海岸を出てすぐの道で、なぜか一斗缶が燃えていた。
意味がわからない。
あまりの唐突さで、あほみたいに、ぼうと突っ立ってそれを見る。
「・・・こんな夢を、みていた気がする」
ふいに高杉が呟いた。自分以外の夢がわかるわけもないのにそれが銀時は妙に腑に落ちて、覚めるなら今だと思った。もしどこかで夢をみている自分が、いるなら。無駄に呼びかけてみて、全く覚める気配なく続く今に、自分達だけの息が続く。
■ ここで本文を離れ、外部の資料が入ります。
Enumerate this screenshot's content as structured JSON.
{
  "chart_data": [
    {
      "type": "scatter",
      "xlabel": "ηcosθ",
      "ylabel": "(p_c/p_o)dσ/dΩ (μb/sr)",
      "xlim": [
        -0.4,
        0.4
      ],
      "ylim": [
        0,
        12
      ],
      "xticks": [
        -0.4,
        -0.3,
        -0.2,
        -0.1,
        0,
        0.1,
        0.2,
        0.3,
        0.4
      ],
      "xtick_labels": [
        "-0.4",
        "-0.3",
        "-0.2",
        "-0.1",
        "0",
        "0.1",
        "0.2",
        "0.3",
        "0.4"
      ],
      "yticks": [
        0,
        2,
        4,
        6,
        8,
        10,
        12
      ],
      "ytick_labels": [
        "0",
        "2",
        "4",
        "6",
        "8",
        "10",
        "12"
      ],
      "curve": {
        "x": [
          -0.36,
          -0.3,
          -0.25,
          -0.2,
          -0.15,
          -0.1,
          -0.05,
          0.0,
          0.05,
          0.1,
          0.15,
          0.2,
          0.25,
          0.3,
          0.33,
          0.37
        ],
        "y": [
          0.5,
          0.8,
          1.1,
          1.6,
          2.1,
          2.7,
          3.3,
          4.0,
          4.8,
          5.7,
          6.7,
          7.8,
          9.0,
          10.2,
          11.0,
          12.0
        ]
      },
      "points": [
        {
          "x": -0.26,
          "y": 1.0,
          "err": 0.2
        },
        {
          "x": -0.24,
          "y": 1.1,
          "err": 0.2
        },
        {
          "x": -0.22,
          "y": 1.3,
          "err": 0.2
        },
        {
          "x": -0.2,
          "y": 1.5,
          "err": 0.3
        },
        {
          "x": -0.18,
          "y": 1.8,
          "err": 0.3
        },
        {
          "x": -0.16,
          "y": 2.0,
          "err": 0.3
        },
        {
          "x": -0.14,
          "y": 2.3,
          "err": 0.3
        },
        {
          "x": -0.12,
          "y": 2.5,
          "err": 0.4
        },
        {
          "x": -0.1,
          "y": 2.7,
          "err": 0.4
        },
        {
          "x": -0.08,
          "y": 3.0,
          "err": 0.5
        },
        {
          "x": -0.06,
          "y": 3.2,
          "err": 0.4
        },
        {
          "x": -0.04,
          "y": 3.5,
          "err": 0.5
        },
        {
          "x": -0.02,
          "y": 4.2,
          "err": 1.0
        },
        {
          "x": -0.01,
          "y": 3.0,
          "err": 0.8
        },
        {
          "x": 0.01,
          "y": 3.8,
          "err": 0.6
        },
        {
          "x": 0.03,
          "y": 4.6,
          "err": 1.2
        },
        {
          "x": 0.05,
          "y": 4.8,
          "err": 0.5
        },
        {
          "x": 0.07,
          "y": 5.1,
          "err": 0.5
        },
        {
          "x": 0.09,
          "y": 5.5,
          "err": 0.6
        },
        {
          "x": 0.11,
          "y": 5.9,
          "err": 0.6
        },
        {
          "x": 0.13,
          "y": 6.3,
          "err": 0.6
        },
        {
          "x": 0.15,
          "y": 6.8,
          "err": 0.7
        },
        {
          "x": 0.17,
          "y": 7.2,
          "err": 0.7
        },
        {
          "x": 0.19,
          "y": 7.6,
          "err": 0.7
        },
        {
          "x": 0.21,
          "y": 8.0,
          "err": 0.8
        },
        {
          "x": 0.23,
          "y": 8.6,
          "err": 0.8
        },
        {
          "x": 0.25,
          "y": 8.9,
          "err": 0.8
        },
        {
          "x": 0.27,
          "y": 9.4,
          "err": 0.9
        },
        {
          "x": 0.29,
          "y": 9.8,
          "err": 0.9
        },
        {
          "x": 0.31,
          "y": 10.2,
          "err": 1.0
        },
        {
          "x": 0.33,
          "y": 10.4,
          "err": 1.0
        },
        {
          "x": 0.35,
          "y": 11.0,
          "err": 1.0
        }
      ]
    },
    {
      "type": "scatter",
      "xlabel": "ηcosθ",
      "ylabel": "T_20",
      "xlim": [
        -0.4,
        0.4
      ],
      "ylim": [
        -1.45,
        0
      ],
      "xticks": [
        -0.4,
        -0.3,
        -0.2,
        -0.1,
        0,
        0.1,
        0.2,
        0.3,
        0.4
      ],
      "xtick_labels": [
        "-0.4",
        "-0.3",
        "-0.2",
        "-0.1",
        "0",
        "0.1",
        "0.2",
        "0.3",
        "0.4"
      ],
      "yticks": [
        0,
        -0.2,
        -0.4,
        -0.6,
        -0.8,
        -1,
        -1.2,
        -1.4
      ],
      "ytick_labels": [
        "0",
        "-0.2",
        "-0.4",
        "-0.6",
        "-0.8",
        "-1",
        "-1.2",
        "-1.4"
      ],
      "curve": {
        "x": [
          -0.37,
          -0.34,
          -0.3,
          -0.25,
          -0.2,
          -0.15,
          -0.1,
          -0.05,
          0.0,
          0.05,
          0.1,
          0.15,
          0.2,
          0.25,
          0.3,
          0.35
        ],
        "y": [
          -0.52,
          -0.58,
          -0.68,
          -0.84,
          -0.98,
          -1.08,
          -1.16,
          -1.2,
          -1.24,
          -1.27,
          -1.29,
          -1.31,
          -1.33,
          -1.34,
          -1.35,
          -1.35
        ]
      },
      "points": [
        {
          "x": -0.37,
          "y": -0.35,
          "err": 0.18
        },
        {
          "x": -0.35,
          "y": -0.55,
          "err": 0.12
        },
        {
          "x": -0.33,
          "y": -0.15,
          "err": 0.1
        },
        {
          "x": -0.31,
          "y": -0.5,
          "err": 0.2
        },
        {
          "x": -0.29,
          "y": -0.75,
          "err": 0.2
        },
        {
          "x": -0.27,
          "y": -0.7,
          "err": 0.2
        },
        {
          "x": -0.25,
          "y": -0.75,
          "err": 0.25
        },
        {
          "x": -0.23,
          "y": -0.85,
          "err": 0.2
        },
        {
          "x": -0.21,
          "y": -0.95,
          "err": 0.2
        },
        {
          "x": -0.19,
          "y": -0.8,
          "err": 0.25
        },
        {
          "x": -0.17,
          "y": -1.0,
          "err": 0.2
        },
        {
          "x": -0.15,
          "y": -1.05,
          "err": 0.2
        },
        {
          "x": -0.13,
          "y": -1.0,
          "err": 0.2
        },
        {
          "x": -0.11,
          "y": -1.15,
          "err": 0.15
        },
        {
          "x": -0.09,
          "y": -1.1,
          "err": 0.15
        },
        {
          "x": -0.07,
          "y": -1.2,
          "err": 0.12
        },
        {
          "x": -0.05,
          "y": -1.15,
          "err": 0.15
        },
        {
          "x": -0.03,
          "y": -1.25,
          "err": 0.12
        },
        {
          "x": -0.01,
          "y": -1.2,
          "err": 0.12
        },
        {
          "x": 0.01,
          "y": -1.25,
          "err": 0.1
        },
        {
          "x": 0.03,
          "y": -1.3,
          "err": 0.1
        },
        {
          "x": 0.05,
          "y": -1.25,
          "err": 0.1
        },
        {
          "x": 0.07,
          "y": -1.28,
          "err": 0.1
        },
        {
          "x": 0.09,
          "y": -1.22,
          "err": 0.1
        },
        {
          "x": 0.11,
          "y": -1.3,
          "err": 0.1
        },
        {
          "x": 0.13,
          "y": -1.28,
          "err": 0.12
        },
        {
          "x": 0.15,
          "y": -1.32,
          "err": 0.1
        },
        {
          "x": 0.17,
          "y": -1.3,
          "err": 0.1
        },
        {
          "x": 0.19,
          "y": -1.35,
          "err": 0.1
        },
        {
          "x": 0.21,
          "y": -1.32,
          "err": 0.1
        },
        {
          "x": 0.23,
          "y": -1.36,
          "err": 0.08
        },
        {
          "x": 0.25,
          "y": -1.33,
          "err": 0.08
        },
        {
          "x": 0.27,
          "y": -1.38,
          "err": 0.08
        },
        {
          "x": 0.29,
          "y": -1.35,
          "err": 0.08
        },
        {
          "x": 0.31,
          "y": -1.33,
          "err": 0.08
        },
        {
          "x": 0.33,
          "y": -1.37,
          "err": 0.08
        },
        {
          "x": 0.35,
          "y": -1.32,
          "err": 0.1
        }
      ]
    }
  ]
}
火が爆ぜた。
「それで?そいつはどんな夢だった」
「もう叶った」
背後、東の空。この火と違わぬ陽の色で引かれた、水平線が赤い。背後からの夏の陽と、眼中で飛び交う火の粉に挟まれ、体はどろどろに溶けて見える。世界に取り残されたかのような住宅地はひっそりと静まりかえり、道には銀時と高杉しかいなかった。
「・・・・・生きたかった。お前と」
やがて、ふたつの影は跡形もなく流されて、そこには焦げて溶けた一斗缶だけが残された。
この夏の、ひと月にいた自分たちを、自分たち以外、誰も覚えてはいないだろう。